Understand? Understand what?

“Look, if you’d rather not….”

But then the Miracle Baby in me took over – My Freudian superego? My guilty conscience?  The obedient son? – and I waved it away. I simply asked, adjusting, “How did this come about?”

“This 9/11 business and the Iraq invasion have a lot of locals up in arms, calling for all Muslims to be thrown in prison or out of the country or what not. Somebody in the town hall called for a jingoistic speech to replace Lincoln’s address, and I for one was horrified. I made up a story about how you’d always wanted to be the one to do it, when you were in high school.” So in a sense it was a practical joke, only the joke was on me!

But then a funny thing happened. I started to warm up to it, get into it. Maybe I always had wanted to recite the Gettysburg Address at the Potawatomi Rapids Fourth of July celebration. Maybe I’d always been a closet thespian, wanting to perform on stage. For the next six weeks the project became a compelling force in  my life, something I looked forward to, something way beyond painting dorm rooms. I even scoured the attic for a fake beard and a stovepipe hat. Committing the speech to memory wasn’t a problem. It’s short enough, and like every school kid of a certain age, I already knew big chunks of it.  Four score and seven years ago, our fathers brought forth on this continent, a new nation, conceived in Liberty, and dedicated to the proposition that all men are created equal…

And it was like Pop and I had a goal together now, and it was transformative.

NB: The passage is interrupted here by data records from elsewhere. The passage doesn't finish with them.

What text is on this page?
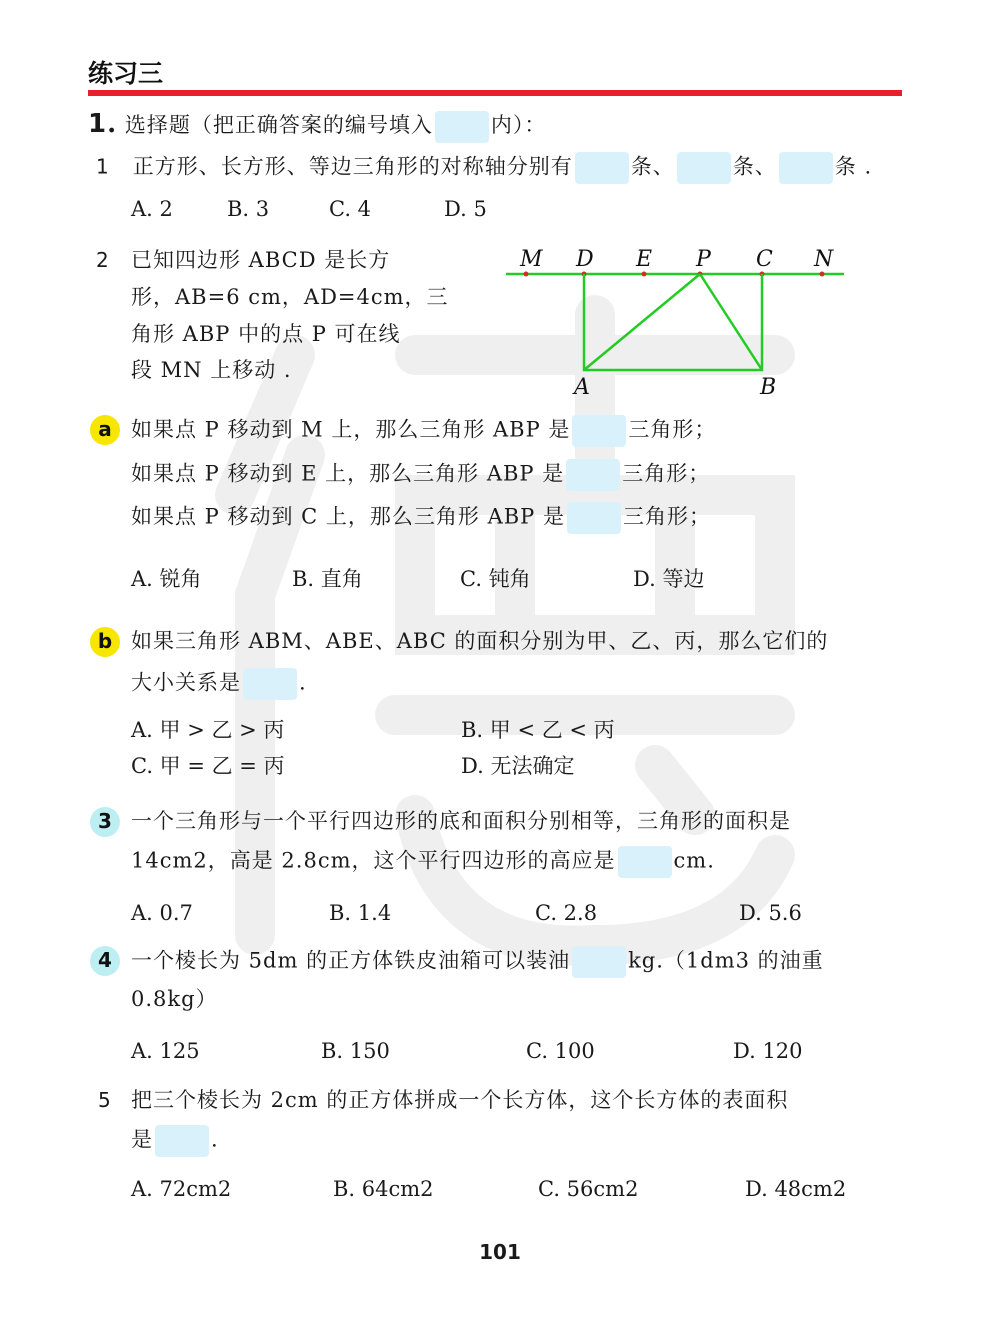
练习三
1. 选择题（把正确答案的编号填入	内）：
1 正方形、长方形、等边三角形的对称轴分别有	条、	条、	条 .
A. 2	B. 3	C. 4	D. 5
2 已知四边形 ABCD 是长方
形，AB=6 cm，AD=4cm，三
角形 ABP 中的点 P 可在线
段 MN 上移动 .
M D E P C N
A	B
a 如果点 P 移动到 M 上，那么三角形 ABP 是	三角形；
如果点 P 移动到 E 上，那么三角形 ABP 是	三角形；
如果点 P 移动到 C 上，那么三角形 ABP 是	三角形；
A. 锐角	B. 直角	C. 钝角	D. 等边
b 如果三角形 ABM、ABE、ABC 的面积分别为甲、乙、丙，那么它们的
大小关系是	.
A. 甲 > 乙 > 丙	B. 甲 < 乙 < 丙
C. 甲 = 乙 = 丙	D. 无法确定
3 一个三角形与一个平行四边形的底和面积分别相等，三角形的面积是
14cm2，高是 2.8cm，这个平行四边形的高应是	cm.
A. 0.7	B. 1.4	C. 2.8	D. 5.6
4 一个棱长为 5dm 的正方体铁皮油箱可以装油	kg.（1dm3 的油重
0.8kg）
A. 125	B. 150	C. 100	D. 120
5 把三个棱长为 2cm 的正方体拼成一个长方体，这个长方体的表面积
是	.
A. 72cm2	B. 64cm2	C. 56cm2	D. 48cm2
101
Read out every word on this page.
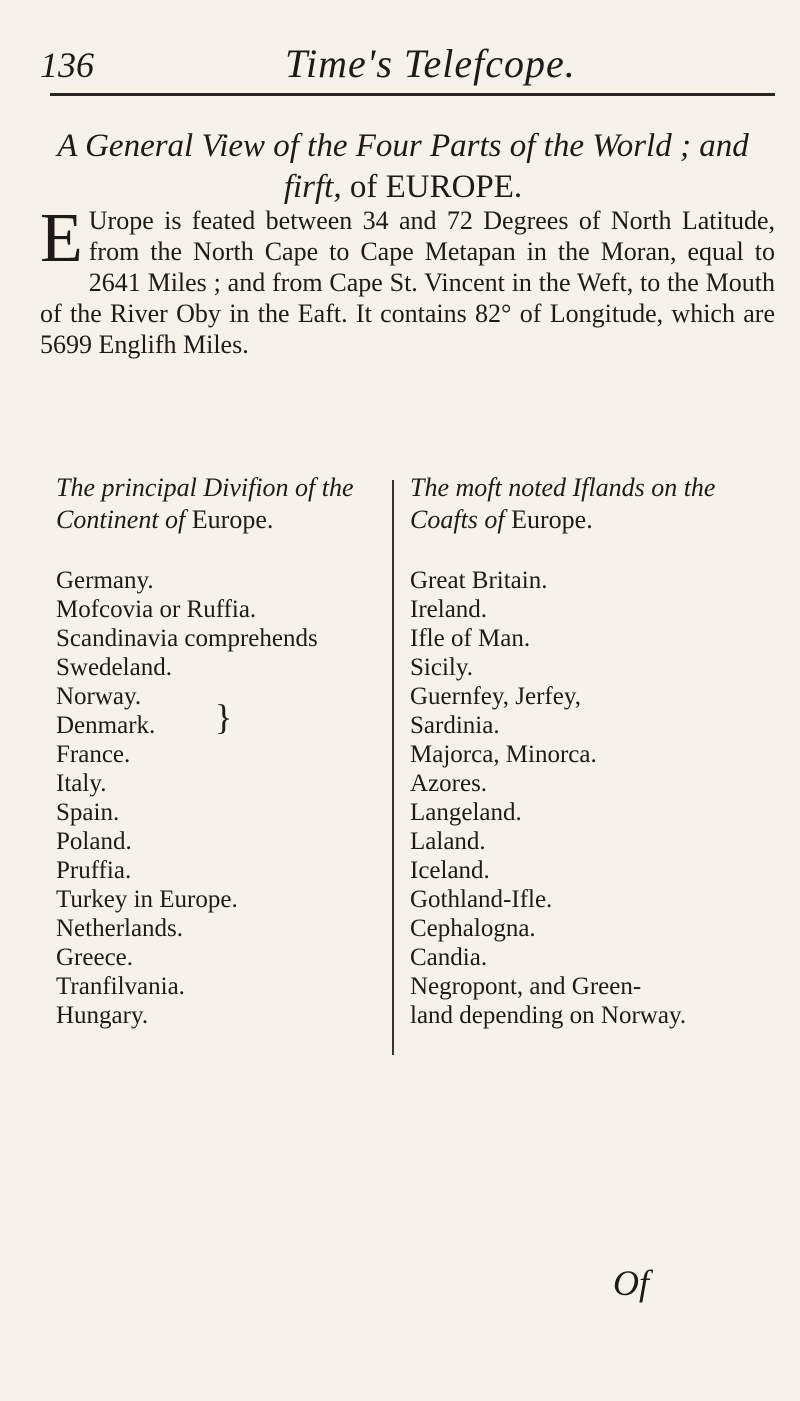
136	Time's Telefcope.
A General View of the Four Parts of the World ; and
firft, of EUROPE.
E Urope is feated between 34 and 72 Degrees of North Latitude, from the North Cape to Cape Metapan in the Moran, equal to 2641 Miles ; and from Cape St. Vincent in the Weft, to the Mouth of the River Oby in the Eaft. It contains 82° of Longitude, which are 5699 Englifh Miles.
The principal Divifion of the Continent of Europe.
Germany.
Mofcovia or Ruffia.
Scandinavia comprehends
Swedeland.
Norway.
Denmark.
France.
Italy.
Spain.
Poland.
Pruffia.
Turkey in Europe.
Netherlands.
Greece.
Tranfilvania.
Hungary.
}
The moft noted Iflands on the Coafts of Europe.
Great Britain.
Ireland.
Ifle of Man.
Sicily.
Guernfey, Jerfey,
Sardinia.
Majorca, Minorca.
Azores.
Langeland.
Laland.
Iceland.
Gothland-Ifle.
Cephalogna.
Candia.
Negropont, and Green-
land depending on Norway.
Of
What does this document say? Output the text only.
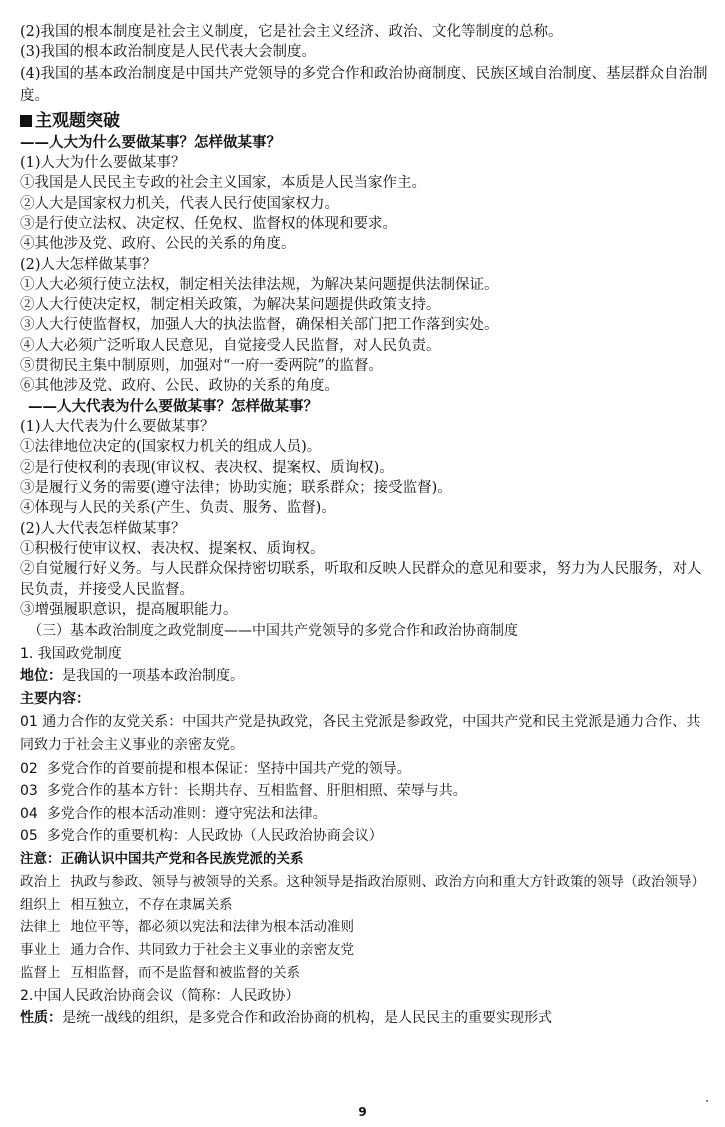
(2)我国的根本制度是社会主义制度，它是社会主义经济、政治、文化等制度的总称。

(3)我国的根本政治制度是人民代表大会制度。

(4)我国的基本政治制度是中国共产党领导的多党合作和政治协商制度、民族区域自治制度、基层群众自治制度。

主观题突破

——人大为什么要做某事？怎样做某事？

(1)人大为什么要做某事？

①我国是人民民主专政的社会主义国家，本质是人民当家作主。

②人大是国家权力机关，代表人民行使国家权力。

③是行使立法权、决定权、任免权、监督权的体现和要求。

④其他涉及党、政府、公民的关系的角度。

(2)人大怎样做某事？

①人大必须行使立法权，制定相关法律法规，为解决某问题提供法制保证。

②人大行使决定权，制定相关政策，为解决某问题提供政策支持。

③人大行使监督权，加强人大的执法监督，确保相关部门把工作落到实处。

④人大必须广泛听取人民意见，自觉接受人民监督，对人民负责。

⑤贯彻民主集中制原则，加强对“一府一委两院”的监督。

⑥其他涉及党、政府、公民、政协的关系的角度。

——人大代表为什么要做某事？怎样做某事？

(1)人大代表为什么要做某事？

①法律地位决定的(国家权力机关的组成人员)。

②是行使权利的表现(审议权、表决权、提案权、质询权)。

③是履行义务的需要(遵守法律；协助实施；联系群众；接受监督)。

④体现与人民的关系(产生、负责、服务、监督)。

(2)人大代表怎样做某事？

①积极行使审议权、表决权、提案权、质询权。

②自觉履行好义务。与人民群众保持密切联系，听取和反映人民群众的意见和要求，努力为人民服务，对人民负责，并接受人民监督。

③增强履职意识，提高履职能力。

（三）基本政治制度之政党制度——中国共产党领导的多党合作和政治协商制度

1. 我国政党制度

地位：是我国的一项基本政治制度。

主要内容：

01 通力合作的友党关系：中国共产党是执政党，各民主党派是参政党，中国共产党和民主党派是通力合作、共同致力于社会主义事业的亲密友党。

02 多党合作的首要前提和根本保证：坚持中国共产党的领导。

03 多党合作的基本方针：长期共存、互相监督、肝胆相照、荣辱与共。

04 多党合作的根本活动准则：遵守宪法和法律。

05 多党合作的重要机构：人民政协（人民政治协商会议）

注意：正确认识中国共产党和各民族党派的关系

政治上 执政与参政、领导与被领导的关系。这种领导是指政治原则、政治方向和重大方针政策的领导（政治领导）

组织上 相互独立，不存在隶属关系

法律上 地位平等，都必须以宪法和法律为根本活动准则

事业上 通力合作、共同致力于社会主义事业的亲密友党

监督上 互相监督，而不是监督和被监督的关系

2.中国人民政治协商会议（简称：人民政协）

性质：是统一战线的组织，是多党合作和政治协商的机构，是人民民主的重要实现形式

9
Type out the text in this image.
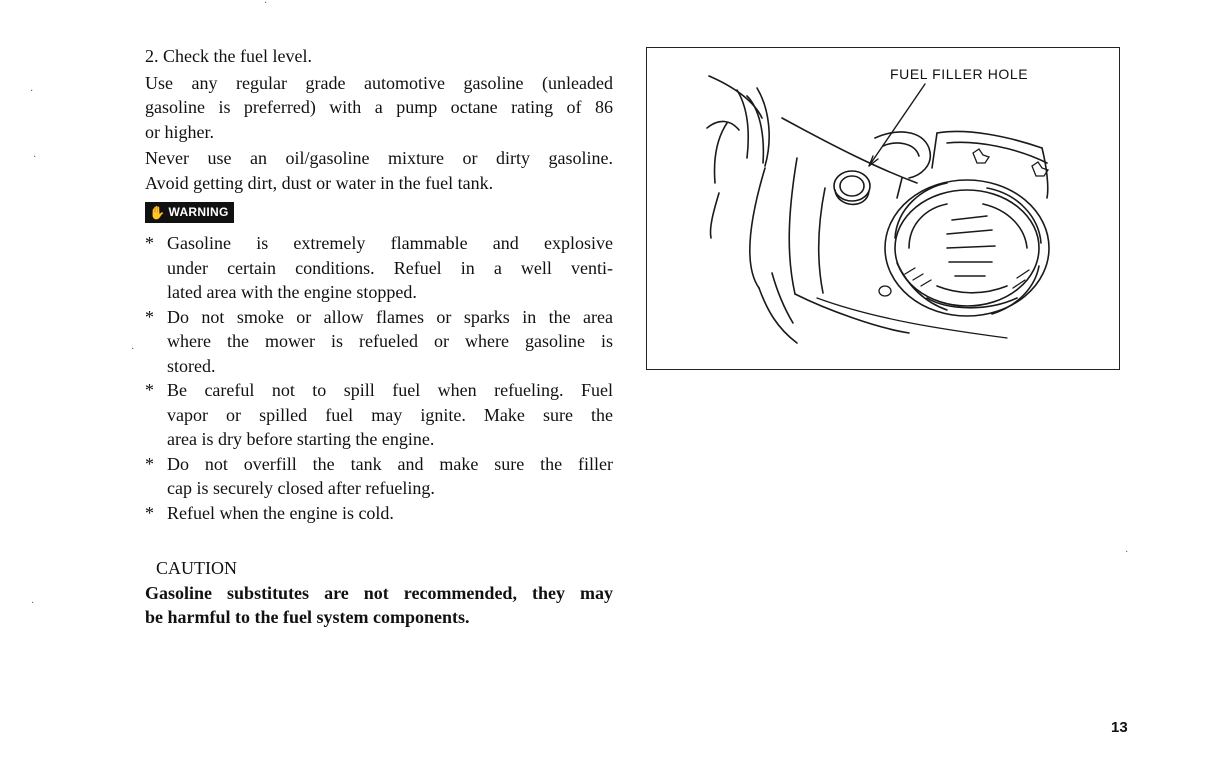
2. Check the fuel level.

Use any regular grade automotive gasoline (unleaded
gasoline is preferred) with a pump octane rating of 86
or higher.
Never use an oil/gasoline mixture or dirty gasoline.
Avoid getting dirt, dust or water in the fuel tank.
✋ WARNING
* Gasoline is extremely flammable and explosive
under certain conditions. Refuel in a well venti-
lated area with the engine stopped.
* Do not smoke or allow flames or sparks in the area
where the mower is refueled or where gasoline is
stored.
* Be careful not to spill fuel when refueling. Fuel
vapor or spilled fuel may ignite. Make sure the
area is dry before starting the engine.
* Do not overfill the tank and make sure the filler
cap is securely closed after refueling.
* Refuel when the engine is cold.

CAUTION

Gasoline substitutes are not recommended, they may
be harmful to the fuel system components.
FUEL FILLER HOLE
13
·
·
·
·
·
·
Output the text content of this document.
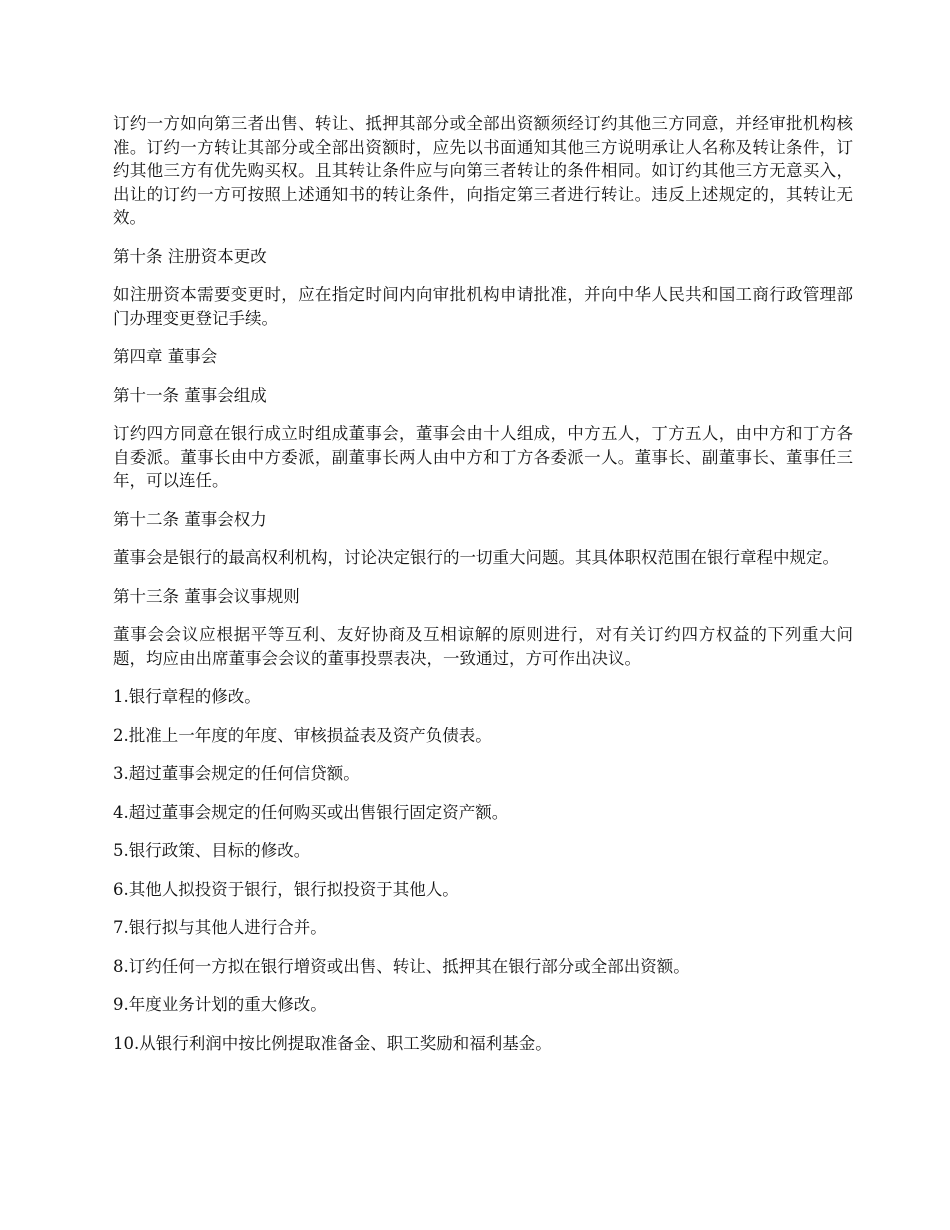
订约一方如向第三者出售、转让、抵押其部分或全部出资额须经订约其他三方同意，并经审批机构核准。订约一方转让其部分或全部出资额时，应先以书面通知其他三方说明承让人名称及转让条件，订约其他三方有优先购买权。且其转让条件应与向第三者转让的条件相同。如订约其他三方无意买入，出让的订约一方可按照上述通知书的转让条件，向指定第三者进行转让。违反上述规定的，其转让无效。

第十条 注册资本更改

如注册资本需要变更时，应在指定时间内向审批机构申请批准，并向中华人民共和国工商行政管理部门办理变更登记手续。

第四章 董事会

第十一条 董事会组成

订约四方同意在银行成立时组成董事会，董事会由十人组成，中方五人，丁方五人，由中方和丁方各自委派。董事长由中方委派，副董事长两人由中方和丁方各委派一人。董事长、副董事长、董事任三年，可以连任。

第十二条 董事会权力

董事会是银行的最高权利机构，讨论决定银行的一切重大问题。其具体职权范围在银行章程中规定。

第十三条 董事会议事规则

董事会会议应根据平等互利、友好协商及互相谅解的原则进行，对有关订约四方权益的下列重大问题，均应由出席董事会会议的董事投票表决，一致通过，方可作出决议。

1.银行章程的修改。

2.批准上一年度的年度、审核损益表及资产负债表。

3.超过董事会规定的任何信贷额。

4.超过董事会规定的任何购买或出售银行固定资产额。

5.银行政策、目标的修改。

6.其他人拟投资于银行，银行拟投资于其他人。

7.银行拟与其他人进行合并。

8.订约任何一方拟在银行增资或出售、转让、抵押其在银行部分或全部出资额。

9.年度业务计划的重大修改。

10.从银行利润中按比例提取准备金、职工奖励和福利基金。
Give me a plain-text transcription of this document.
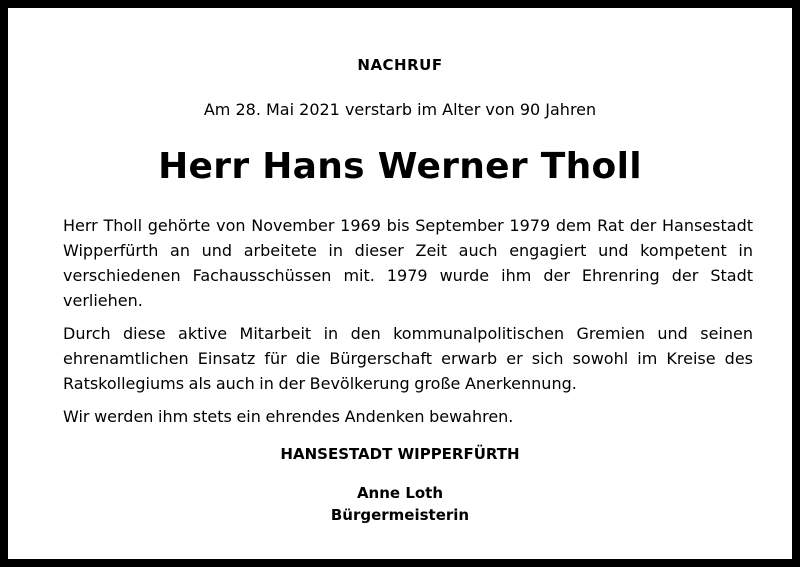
NACHRUF

Am 28. Mai 2021 verstarb im Alter von 90 Jahren

Herr Hans Werner Tholl

Herr Tholl gehörte von November 1969 bis September 1979 dem Rat der Hansestadt Wipperfürth an und arbeitete in dieser Zeit auch engagiert und kompetent in verschiedenen Fachausschüssen mit. 1979 wurde ihm der Ehrenring der Stadt verliehen.

Durch diese aktive Mitarbeit in den kommunalpolitischen Gremien und seinen ehrenamtlichen Einsatz für die Bürgerschaft erwarb er sich sowohl im Kreise des Ratskollegiums als auch in der Bevölkerung große Anerkennung.

Wir werden ihm stets ein ehrendes Andenken bewahren.

HANSESTADT WIPPERFÜRTH

Anne Loth

Bürgermeisterin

I swear it got him over the hump of his grief. Mom had been dead for over a year, and of course he’d always feel her loss. They’d been married for thirty-five years, after all. But maybe this put the immediacy of the loss behind him. This was our private resistance against the Clint Marshalls of Potawatomi Rapids with their simple hate-mongering slogans. This had a riveting sense of purpose.

And when I climbed the concrete steps onto the bandshell stage that July evening perspiring in my black swallowtail jacket, there was Pop in his lawn chair in the front row, the look of satisfaction on his face that he always got when one of his practical jokes found its mark. It was as if the axis of evil – Cheney, Rumsfeld, Ashcroft, and their clueless leader – had stolen our democracy, and we were stealing it back. It was like a miracle.